- Brian C. Rogers
- Managed Fund Since: 10/31/1985
- Joined Firm On 05/28/1982*
- B.A., Harvard College; M.B.A., Harvard Business School
The S&P 500 Index turned in its best quarterly performance since the third quarter of 2009 as the eurozone backed away from the threat of collapse, the U.S. economy showed continued signs of life, and central banks pledged to step in and support global economic growth. Investors diverted assets from relatively safe but low-yielding bonds into riskier investments following last year's turmoil. Strong corporate earnings reports also bolstered U.S. equity returns.
The Equity Income Fund returned 11.23% in the quarter compared with 12.59% for the S&P 500 Index and 9.28% for the Lipper Equity Income Funds Index. For the 12 months ended March 31, 2012, the fund returned 4.51% versus 8.54% for the S&P 500 Index and 5.99% for the Lipper Equity Income Funds Index. The fund's average annual total returns were 4.51%, 0.92%, and 4.71% for the 1-, 5-, and 10-year periods, respectively, as of March 31, 2012.The fund's expense ratio was 0.70% as of its fiscal year ended, December 31, 2010.

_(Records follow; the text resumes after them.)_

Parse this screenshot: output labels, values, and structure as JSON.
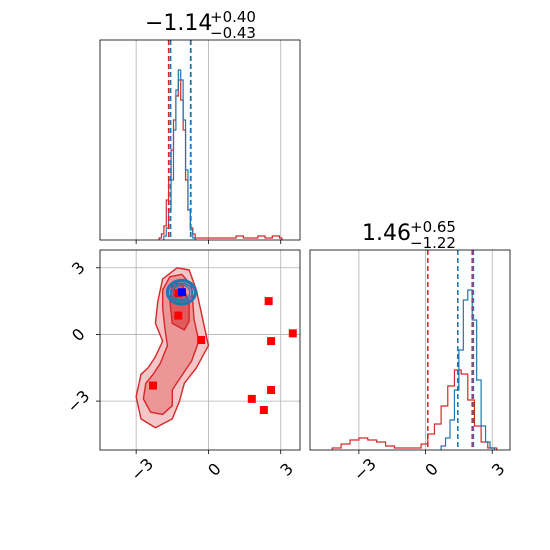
{
  "chart_data": {
    "type": "corner",
    "series": [
      {
        "name": "",
        "color": "#1f77b4"
      },
      {
        "name": "",
        "color": "#d62728"
      }
    ],
    "title_x": {
      "median": "−1.14",
      "plus": "+0.40",
      "minus": "−0.43"
    },
    "title_y": {
      "median": "1.46",
      "plus": "+0.65",
      "minus": "−1.22"
    },
    "x_axis": {
      "range": [
        -4.5,
        3.8
      ],
      "ticks": [
        -3,
        0,
        3
      ],
      "tick_labels": [
        "−3",
        "0",
        "3"
      ]
    },
    "y_axis": {
      "range": [
        -5.2,
        3.8
      ],
      "ticks": [
        -3,
        0,
        3
      ],
      "tick_labels": [
        "−3",
        "0",
        "3"
      ]
    },
    "grid": true,
    "hist_x": {
      "blue": {
        "bins": [
          -1.8,
          -1.7,
          -1.6,
          -1.5,
          -1.4,
          -1.3,
          -1.2,
          -1.1,
          -1.0,
          -0.9,
          -0.8,
          -0.7,
          -0.6
        ],
        "counts": [
          0.02,
          0.06,
          0.15,
          0.3,
          0.55,
          0.75,
          0.85,
          0.8,
          0.6,
          0.35,
          0.15,
          0.05,
          0.01
        ],
        "quantiles": [
          -1.57,
          -0.74
        ]
      },
      "red": {
        "bins": [
          -2.0,
          -1.9,
          -1.8,
          -1.7,
          -1.6,
          -1.5,
          -1.4,
          -1.3,
          -1.2,
          -1.1,
          -1.0,
          -0.9,
          -0.8,
          -0.7,
          -0.6,
          -0.5,
          1.2,
          1.5,
          1.8,
          2.1,
          2.4,
          2.7,
          3.0
        ],
        "counts": [
          0.01,
          0.03,
          0.07,
          0.2,
          0.3,
          0.45,
          0.6,
          0.72,
          0.8,
          0.7,
          0.55,
          0.3,
          0.15,
          0.06,
          0.03,
          0.01,
          0.02,
          0.01,
          0.01,
          0.02,
          0.01,
          0.02,
          0.01
        ],
        "quantiles": [
          -1.65,
          -0.73
        ]
      }
    },
    "hist_y": {
      "blue": {
        "bins": [
          0.8,
          1.0,
          1.2,
          1.4,
          1.6,
          1.8,
          2.0,
          2.2,
          2.4,
          2.6,
          2.8,
          3.0
        ],
        "counts": [
          0.02,
          0.06,
          0.15,
          0.3,
          0.5,
          0.75,
          0.8,
          0.65,
          0.35,
          0.12,
          0.04,
          0.01
        ],
        "quantiles": [
          1.45,
          2.15
        ]
      },
      "red": {
        "bins": [
          -4.0,
          -3.6,
          -3.2,
          -2.8,
          -2.4,
          -2.0,
          -1.6,
          -1.2,
          -0.8,
          -0.4,
          0.0,
          0.3,
          0.6,
          0.9,
          1.2,
          1.5,
          1.8,
          2.1,
          2.4,
          2.7,
          3.0
        ],
        "counts": [
          0.01,
          0.03,
          0.05,
          0.06,
          0.05,
          0.04,
          0.02,
          0.01,
          0.01,
          0.01,
          0.03,
          0.08,
          0.13,
          0.22,
          0.32,
          0.4,
          0.38,
          0.25,
          0.12,
          0.04,
          0.01
        ],
        "quantiles": [
          0.1,
          2.1
        ]
      }
    },
    "scatter_2d": {
      "blue_contours": {
        "center": [
          -1.12,
          1.9
        ],
        "radii": [
          [
            0.6,
            0.55
          ],
          [
            0.55,
            0.5
          ],
          [
            0.45,
            0.4
          ],
          [
            0.35,
            0.32
          ]
        ]
      },
      "blue_marker": [
        -1.1,
        1.9
      ],
      "red_contours": {
        "outer": [
          [
            -2.5,
            -1.5
          ],
          [
            -2.8,
            -1.8
          ],
          [
            -3.0,
            -2.8
          ],
          [
            -2.8,
            -3.8
          ],
          [
            -2.2,
            -4.2
          ],
          [
            -1.5,
            -3.8
          ],
          [
            -1.2,
            -3.0
          ],
          [
            -1.0,
            -2.2
          ],
          [
            -0.5,
            -1.5
          ],
          [
            0.0,
            -0.5
          ],
          [
            -0.2,
            0.5
          ],
          [
            -0.5,
            2.0
          ],
          [
            -0.8,
            2.9
          ],
          [
            -1.3,
            3.0
          ],
          [
            -1.9,
            2.5
          ],
          [
            -2.1,
            1.5
          ],
          [
            -2.2,
            0.5
          ],
          [
            -1.9,
            -0.3
          ],
          [
            -2.2,
            -1.0
          ]
        ],
        "middle": [
          [
            -2.3,
            -1.8
          ],
          [
            -2.6,
            -2.2
          ],
          [
            -2.7,
            -2.9
          ],
          [
            -2.4,
            -3.5
          ],
          [
            -1.9,
            -3.6
          ],
          [
            -1.5,
            -3.2
          ],
          [
            -1.5,
            -2.5
          ],
          [
            -1.2,
            -2.0
          ],
          [
            -0.7,
            -1.2
          ],
          [
            -0.4,
            -0.3
          ],
          [
            -0.6,
            0.7
          ],
          [
            -0.7,
            2.2
          ],
          [
            -1.1,
            2.7
          ],
          [
            -1.6,
            2.6
          ],
          [
            -1.9,
            2.0
          ],
          [
            -1.9,
            1.2
          ],
          [
            -1.8,
            0.2
          ],
          [
            -1.7,
            -0.5
          ],
          [
            -2.0,
            -1.3
          ]
        ],
        "inner": [
          [
            -1.5,
            0.5
          ],
          [
            -1.0,
            0.2
          ],
          [
            -0.8,
            0.6
          ],
          [
            -0.8,
            1.4
          ],
          [
            -1.1,
            2.3
          ],
          [
            -1.5,
            2.3
          ],
          [
            -1.6,
            1.5
          ]
        ]
      },
      "red_squares": [
        [
          -1.25,
          1.85
        ],
        [
          -1.25,
          0.85
        ],
        [
          -0.3,
          -0.25
        ],
        [
          -2.3,
          -2.3
        ],
        [
          2.5,
          1.5
        ],
        [
          2.6,
          -0.3
        ],
        [
          2.6,
          -2.5
        ],
        [
          3.5,
          0.05
        ],
        [
          2.3,
          -3.4
        ],
        [
          1.8,
          -2.9
        ]
      ]
    }
  }
}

The industrials and business services, consumer discretionary, and health care sectors contributed the most to the portfolio's performance during the period, with stock selection playing an important role within the first two groups. The portfolio's energy holdings and weighting in the group were most detrimental, and our stock selection in utilities also trimmed results since utilities declined as investors embraced more risk. All sectors except utilities advanced, led by financials, which made up the portfolio's largest sector allocation. Within materials, the portfolio's largest exposure is to the chemicals, paper, and forest products industries, while in health care we favor pharmaceuticals with their strong cash flow and attractive dividends despite concerns about the sector overall.
Our outlook for U.S. stocks remains positive through the foreseeable future. We are encouraged that price/earnings multiples are still reasonable despite the strong first-quarter gains; there is room for an expansion of those multiples as the economy strengthens; overall corporate earnings have been healthy and should continue to improve; and the risk of an extraneous impact on the markets from the eurozone and elsewhere is receding. In this environment, we continue to seek out promising opportunities in select areas of the market, without making wholesale changes to our portfolios. As always, we focus on established companies exhibiting attractive stock valuations and reasonable dividend yields rather than on a broad view of economic conditions.